When, exactly, are the Last Days? Good luck with that. Theologians and other Christian writers have written volumes about this phenomenon while the Pentecostals and Charismatics have been waving the Last Days banner since the turn of the 19th century. People have been talking about the Last Days for a long time. Is it possible that we’re still in the Last Days? Have the last 2000 years been the Last Days?

In his post-Holy Spirit filling in Acts 2, Peter certainly implied that the Last Days were beginning that day. He saw the outpouring of power and the speaking in tongues (other languages) that day as a sure sign of Joel’s prophecy being fulfilled.

Here are the choices I see: either we are still in the Last Days… or the Last Days haven’t really started yet… or we’re on the other side of the Last Days. Pick your camp!

I think the disciples and newly committed Christ followers in Peter’s time, believed the Last Days were right then and that it was indeed … a matter of days or weeks, at best, before Christ would return and the world would end as they knew it. They lived and died as martyrs because of their commitment to this idea. They lived fully and without compromise.

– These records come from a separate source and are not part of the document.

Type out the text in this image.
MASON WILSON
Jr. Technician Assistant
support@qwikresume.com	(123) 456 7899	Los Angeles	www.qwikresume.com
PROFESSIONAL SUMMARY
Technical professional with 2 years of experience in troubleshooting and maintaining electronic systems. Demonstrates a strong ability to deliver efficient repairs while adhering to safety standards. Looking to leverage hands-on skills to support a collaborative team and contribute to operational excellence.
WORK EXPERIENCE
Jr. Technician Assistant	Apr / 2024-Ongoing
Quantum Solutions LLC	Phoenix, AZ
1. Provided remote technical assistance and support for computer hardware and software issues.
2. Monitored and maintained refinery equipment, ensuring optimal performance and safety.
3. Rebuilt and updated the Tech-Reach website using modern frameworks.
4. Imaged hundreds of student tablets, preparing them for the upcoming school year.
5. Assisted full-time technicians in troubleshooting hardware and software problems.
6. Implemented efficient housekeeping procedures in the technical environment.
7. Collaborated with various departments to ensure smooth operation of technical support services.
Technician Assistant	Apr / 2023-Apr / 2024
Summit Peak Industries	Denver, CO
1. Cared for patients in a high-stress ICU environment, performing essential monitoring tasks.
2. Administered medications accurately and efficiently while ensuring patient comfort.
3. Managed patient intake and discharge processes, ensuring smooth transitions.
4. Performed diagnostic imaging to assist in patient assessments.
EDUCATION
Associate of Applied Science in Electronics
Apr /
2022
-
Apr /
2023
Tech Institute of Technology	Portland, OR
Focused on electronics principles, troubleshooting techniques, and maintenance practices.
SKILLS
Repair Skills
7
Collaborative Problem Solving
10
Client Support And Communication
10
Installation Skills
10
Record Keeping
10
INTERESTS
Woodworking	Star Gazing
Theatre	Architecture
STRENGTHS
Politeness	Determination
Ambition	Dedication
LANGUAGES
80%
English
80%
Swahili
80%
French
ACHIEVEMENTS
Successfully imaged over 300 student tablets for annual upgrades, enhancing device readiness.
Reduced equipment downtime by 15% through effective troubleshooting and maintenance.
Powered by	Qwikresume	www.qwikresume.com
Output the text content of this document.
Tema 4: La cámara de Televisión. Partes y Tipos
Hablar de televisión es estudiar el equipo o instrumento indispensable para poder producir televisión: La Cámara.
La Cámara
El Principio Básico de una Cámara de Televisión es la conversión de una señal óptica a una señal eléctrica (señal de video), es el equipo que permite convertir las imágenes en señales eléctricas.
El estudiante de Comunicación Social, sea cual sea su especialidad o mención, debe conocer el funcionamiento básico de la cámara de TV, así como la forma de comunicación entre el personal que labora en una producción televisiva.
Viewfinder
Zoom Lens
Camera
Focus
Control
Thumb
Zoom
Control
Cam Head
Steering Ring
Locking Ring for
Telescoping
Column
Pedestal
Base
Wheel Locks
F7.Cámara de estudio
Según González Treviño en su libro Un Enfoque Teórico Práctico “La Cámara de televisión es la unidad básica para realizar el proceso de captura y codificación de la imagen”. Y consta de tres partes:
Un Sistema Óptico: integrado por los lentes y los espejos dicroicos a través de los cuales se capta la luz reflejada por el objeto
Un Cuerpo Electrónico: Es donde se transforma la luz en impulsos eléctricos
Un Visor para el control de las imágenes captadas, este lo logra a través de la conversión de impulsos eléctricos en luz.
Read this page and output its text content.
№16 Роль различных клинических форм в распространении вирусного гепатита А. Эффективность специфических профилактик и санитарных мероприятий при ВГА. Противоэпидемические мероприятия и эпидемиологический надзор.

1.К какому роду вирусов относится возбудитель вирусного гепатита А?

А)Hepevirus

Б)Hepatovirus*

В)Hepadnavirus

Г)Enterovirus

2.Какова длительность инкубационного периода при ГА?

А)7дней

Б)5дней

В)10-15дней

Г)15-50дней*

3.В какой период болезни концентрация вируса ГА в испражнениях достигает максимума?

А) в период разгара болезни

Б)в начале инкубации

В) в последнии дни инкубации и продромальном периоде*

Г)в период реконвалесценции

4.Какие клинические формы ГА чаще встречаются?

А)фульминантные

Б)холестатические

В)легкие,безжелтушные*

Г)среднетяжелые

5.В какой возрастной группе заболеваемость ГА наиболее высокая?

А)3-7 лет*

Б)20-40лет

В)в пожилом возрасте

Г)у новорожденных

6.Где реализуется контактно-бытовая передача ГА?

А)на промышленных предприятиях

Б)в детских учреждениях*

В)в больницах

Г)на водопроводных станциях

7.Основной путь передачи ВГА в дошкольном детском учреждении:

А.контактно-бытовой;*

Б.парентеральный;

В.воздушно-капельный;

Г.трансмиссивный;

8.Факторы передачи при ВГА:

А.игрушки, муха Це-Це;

But, in the same way that Nineveh was spared when Jonah finally did what he was supposed to do, e.g. warn Nineveh’s residents of coming destruction if they didn’t change… so has the world has been spared… for now. We are still here.

But are we paying attention to the Joels and Jonahs of our own age? Are we reading the signs of warning? Are we taking seriously that we may be on borrowed time?

There are still men and women today prophesying… seeing visions… and dreaming dreams. Their words speak of spiritual deserts, economic chaos, environmental collapse, human suffering at the hands of evil, starvation and traumatic illness.

Not everyone can be a prophet or a watchman on the wall, but we can be listeners. We can change our own small world. We can love our neighbor and love our environment. We can pray for change. We can pray for healing.